Subsurface microbial communities are often taxonomically and metabolically diverse. The organisms that constitute these communities influence geochemical cycles, but most remain difficult to characterize because they resist isolation in pure culture. The emergence of next-generation sequencing (NGS) combined with algorithms for metagenomic binning has provided a tool for identifying the metabolic capabilities of microbes within these communities.

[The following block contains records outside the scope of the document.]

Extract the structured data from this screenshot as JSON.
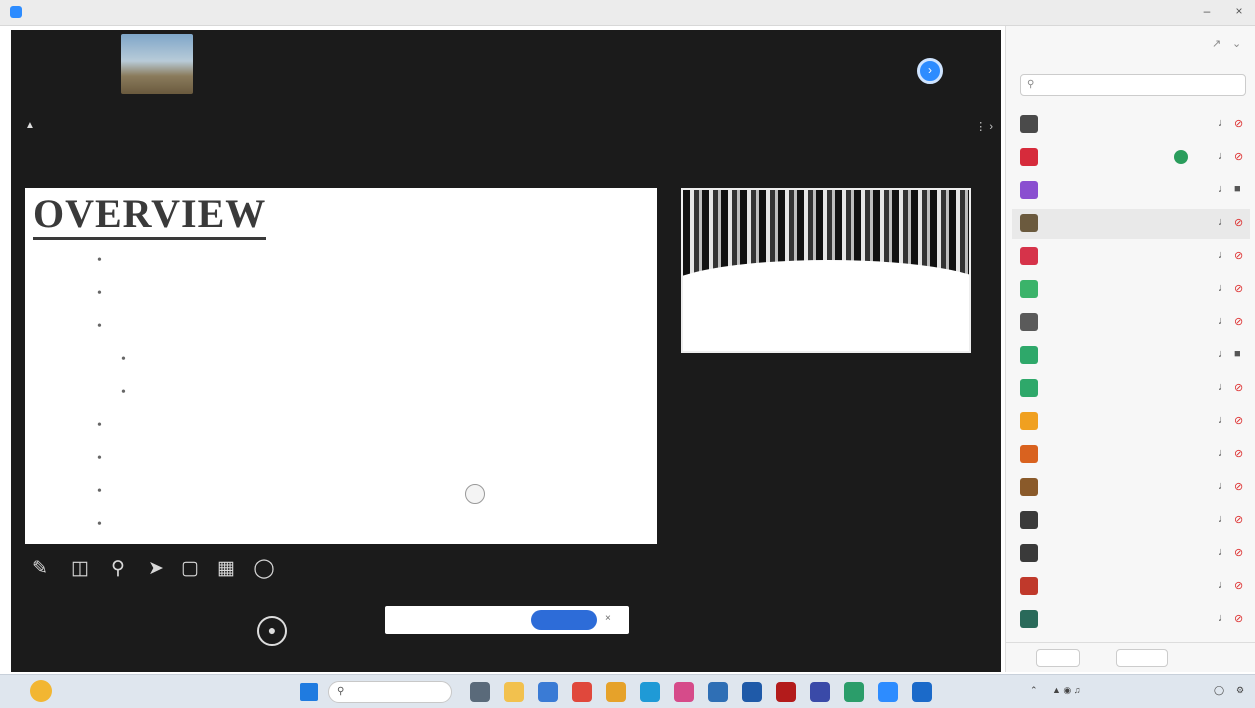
{
  "window": {
    "title": ""
  },
  "strip": {
    "tiles": [
      {
        "name": "",
        "sub": "",
        "has_video": true
      },
      {
        "name": "",
        "sub": ""
      },
      {
        "name": "",
        "sub": ""
      },
      {
        "name": "",
        "sub": ""
      },
      {
        "name": "",
        "sub": ""
      },
      {
        "name": "",
        "sub": ""
      }
    ]
  },
  "share": {
    "presenter": "",
    "meta": [
      "",
      "",
      ""
    ]
  },
  "slide": {
    "title": "OVERVIEW",
    "bullets": [
      {
        "text": "",
        "level": 1
      },
      {
        "text": "",
        "level": 1
      },
      {
        "text": "",
        "level": 1
      },
      {
        "text": "",
        "level": 2
      },
      {
        "text": "",
        "level": 2
      },
      {
        "text": "",
        "level": 1
      },
      {
        "text": "",
        "level": 1
      },
      {
        "text": "",
        "level": 1
      },
      {
        "text": "",
        "level": 1
      }
    ]
  },
  "thumbnail": {
    "caption": ""
  },
  "notice": {
    "text": "",
    "button": ""
  },
  "panel": {
    "title": "",
    "search_placeholder": "",
    "participants": [
      {
        "name": "",
        "color": "#4a4a4a",
        "video_off": true
      },
      {
        "name": "",
        "color": "#d62b3b",
        "video_off": true,
        "speaking": true
      },
      {
        "name": "",
        "color": "#8a4fd0",
        "video_off": false
      },
      {
        "name": "",
        "color": "#6b5a3e",
        "video_off": true,
        "highlight": true
      },
      {
        "name": "",
        "color": "#d6334a",
        "video_off": true
      },
      {
        "name": "",
        "color": "#3bb36a",
        "video_off": true
      },
      {
        "name": "",
        "color": "#5a5a5a",
        "video_off": true
      },
      {
        "name": "",
        "color": "#2ea86a",
        "video_off": false
      },
      {
        "name": "",
        "color": "#2ea86a",
        "video_off": true
      },
      {
        "name": "",
        "color": "#f0a020",
        "video_off": true
      },
      {
        "name": "",
        "color": "#d9621f",
        "video_off": true
      },
      {
        "name": "",
        "color": "#8a5a2a",
        "video_off": true
      },
      {
        "name": "",
        "color": "#3a3a3a",
        "video_off": true
      },
      {
        "name": "",
        "color": "#3a3a3a",
        "video_off": true
      },
      {
        "name": "",
        "color": "#c0392b",
        "video_off": true
      },
      {
        "name": "",
        "color": "#2a6a5a",
        "video_off": true
      }
    ],
    "footer": [
      "",
      ""
    ]
  },
  "taskbar": {
    "weather": "",
    "weather_sub": "",
    "search": "",
    "apps": [
      {
        "name": "task-view-icon",
        "color": "#5a6a7a"
      },
      {
        "name": "file-explorer-icon",
        "color": "#f2c14e"
      },
      {
        "name": "app-icon-1",
        "color": "#3a7bd5"
      },
      {
        "name": "chrome-icon",
        "color": "#e0483c"
      },
      {
        "name": "app-icon-2",
        "color": "#e6a22a"
      },
      {
        "name": "edge-icon",
        "color": "#1f9ad6"
      },
      {
        "name": "app-icon-3",
        "color": "#d64b8a"
      },
      {
        "name": "app-icon-4",
        "color": "#2f6fb5"
      },
      {
        "name": "app-icon-5",
        "color": "#1f5aa8"
      },
      {
        "name": "app-icon-6",
        "color": "#b31b1b"
      },
      {
        "name": "app-icon-7",
        "color": "#3a4aa8"
      },
      {
        "name": "app-icon-8",
        "color": "#2b9d6a"
      },
      {
        "name": "zoom-icon",
        "color": "#2d8cff"
      },
      {
        "name": "app-icon-9",
        "color": "#1b6ac9"
      }
    ],
    "time": "",
    "date": ""
  }
}
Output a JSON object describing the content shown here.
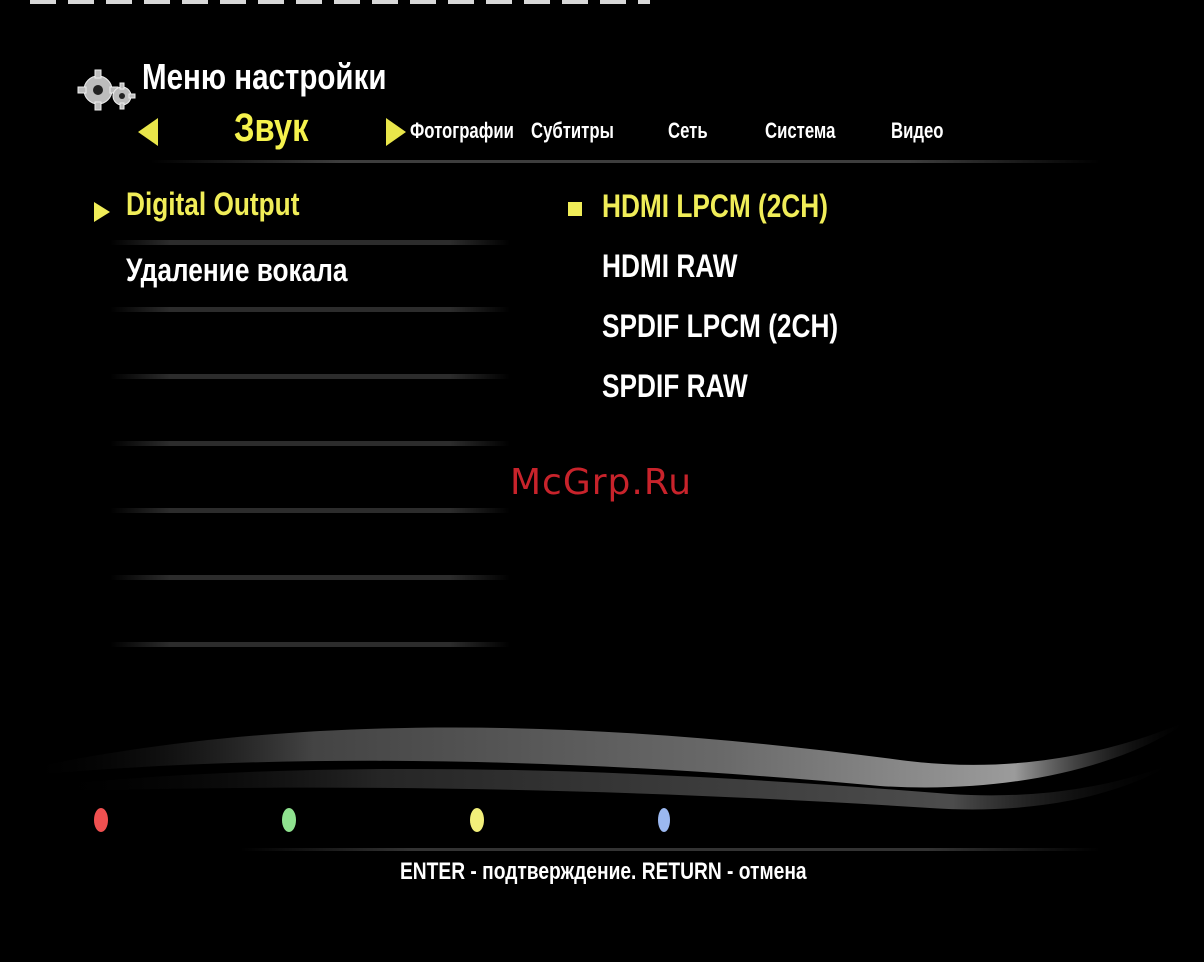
{
  "header": {
    "title": "Меню настройки",
    "icon": "gear-icon"
  },
  "tabs": {
    "active": "Звук",
    "items": [
      "Фотографии",
      "Субтитры",
      "Сеть",
      "Система",
      "Видео"
    ]
  },
  "menu": {
    "items": [
      "Digital Output",
      "Удаление вокала"
    ],
    "selected_index": 0
  },
  "options": {
    "items": [
      "HDMI LPCM (2CH)",
      "HDMI RAW",
      "SPDIF LPCM (2CH)",
      "SPDIF RAW"
    ],
    "selected_index": 0
  },
  "watermark": "McGrp.Ru",
  "color_buttons": {
    "red": "#f05050",
    "green": "#8fe28f",
    "yellow": "#f2ef7a",
    "blue": "#9bb8f0"
  },
  "footer": {
    "hint": "ENTER - подтверждение. RETURN - отмена"
  },
  "colors": {
    "accent": "#f0ed58",
    "background": "#000000"
  }
}
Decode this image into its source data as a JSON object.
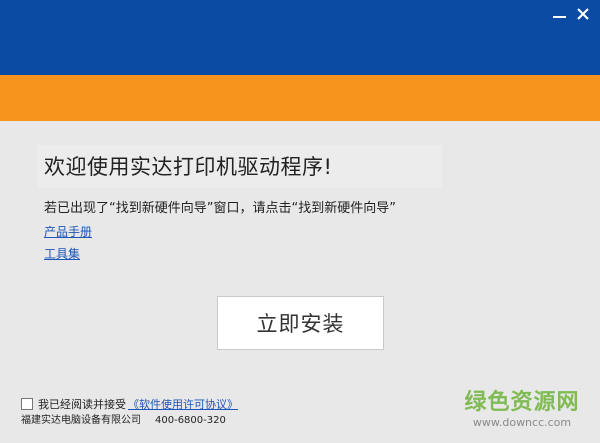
{
  "window": {
    "minimize_label": "minimize",
    "close_label": "close"
  },
  "main": {
    "welcome": "欢迎使用实达打印机驱动程序!",
    "instruction": "若已出现了“找到新硬件向导”窗口，请点击“找到新硬件向导”",
    "links": {
      "manual": "产品手册",
      "tools": "工具集"
    },
    "install_button": "立即安装"
  },
  "footer": {
    "agree_text": "我已经阅读并接受",
    "license_link": "《软件使用许可协议》",
    "company": "福建实达电脑设备有限公司",
    "phone": "400-6800-320"
  },
  "watermark": {
    "title": "绿色资源网",
    "url": "www.downcc.com"
  },
  "colors": {
    "header_blue": "#0b4ba3",
    "header_orange": "#f7941e",
    "link_blue": "#1d55b8",
    "background": "#e8e8e8"
  },
  "icons": {
    "minimize": "minimize-icon",
    "close": "close-icon"
  }
}
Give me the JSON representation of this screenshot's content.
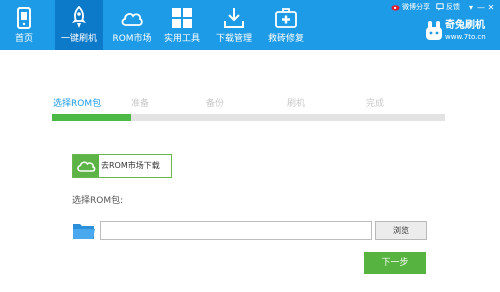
{
  "nav": [
    {
      "label": "首页",
      "icon": "phone-icon"
    },
    {
      "label": "一键刷机",
      "icon": "rocket-icon",
      "active": true
    },
    {
      "label": "ROM市场",
      "icon": "cloud-icon"
    },
    {
      "label": "实用工具",
      "icon": "grid-icon"
    },
    {
      "label": "下载管理",
      "icon": "download-icon"
    },
    {
      "label": "救砖修复",
      "icon": "medkit-icon"
    }
  ],
  "top_links": {
    "weibo": "微博分享",
    "feedback": "反馈"
  },
  "window_controls": {
    "menu": "▾",
    "minimize": "—",
    "close": "✕"
  },
  "brand": {
    "title": "奇兔刷机",
    "url": "www.7to.cn"
  },
  "steps": [
    {
      "label": "选择ROM包",
      "current": true
    },
    {
      "label": "准备"
    },
    {
      "label": "备份"
    },
    {
      "label": "刷机"
    },
    {
      "label": "完成"
    }
  ],
  "progress": {
    "fraction": 0.2
  },
  "rom_market_button": "去ROM市场下载",
  "select_label": "选择ROM包:",
  "rom_path": {
    "value": "",
    "placeholder": ""
  },
  "browse_button": "浏览",
  "next_button": "下一步",
  "colors": {
    "topbar": "#1e9be6",
    "active_nav": "#0d79c9",
    "accent_green": "#56b33f",
    "progress_fill": "#4cb846",
    "step_current": "#1e9be6"
  }
}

When designing sampling and sequencing plans for metagenomic binning, it is not clear how the number and quality of bins relates to sequencing depth and the ecological complexity of the environment. Under-sequencing samples may lead to overlooking genes of metabolic significance or marker genes used in taxonomic assignment. Over-sequencing samples will theoretically lead to diminishing returns in these genes and increase sequencing cost per sample. Here, a pipeline for generating metagenome assembled genomes (MAGs) was developed to explore the optimal Illumina metagenomic shotgun sequencing necessary for characterizing different subsurface microbe communities. The pipeline randomly sub-sampled input Illumina reads in triplicate to 100%, 95%, 90%, 80%, 60%, 40%, 20%, and 10% of the original data set size as a means of simulating different degrees of sequencing depth. Randomly sub-sampled reads were then assembled into contigs and clustered into MAGs using BinSanity software according to an automated process. The resulting MAGs were evaluated for total number of retrieved MAG bins, MAG completeness and contamination, and relative abundance of phyla as a function of sequencing depth. The pipeline was validated against the mock community, MBARC-26. Upon validation, publicly available Illumina runs for prairie soil, tundra soil, and lake sediment were downloaded from NCBI's Sequence Read Archive (SRA) and analyzed with the MAG pipeline. Results indicated MAG number, completeness, and species richness retrieved from BinSanity responded linearly to sequencing depth.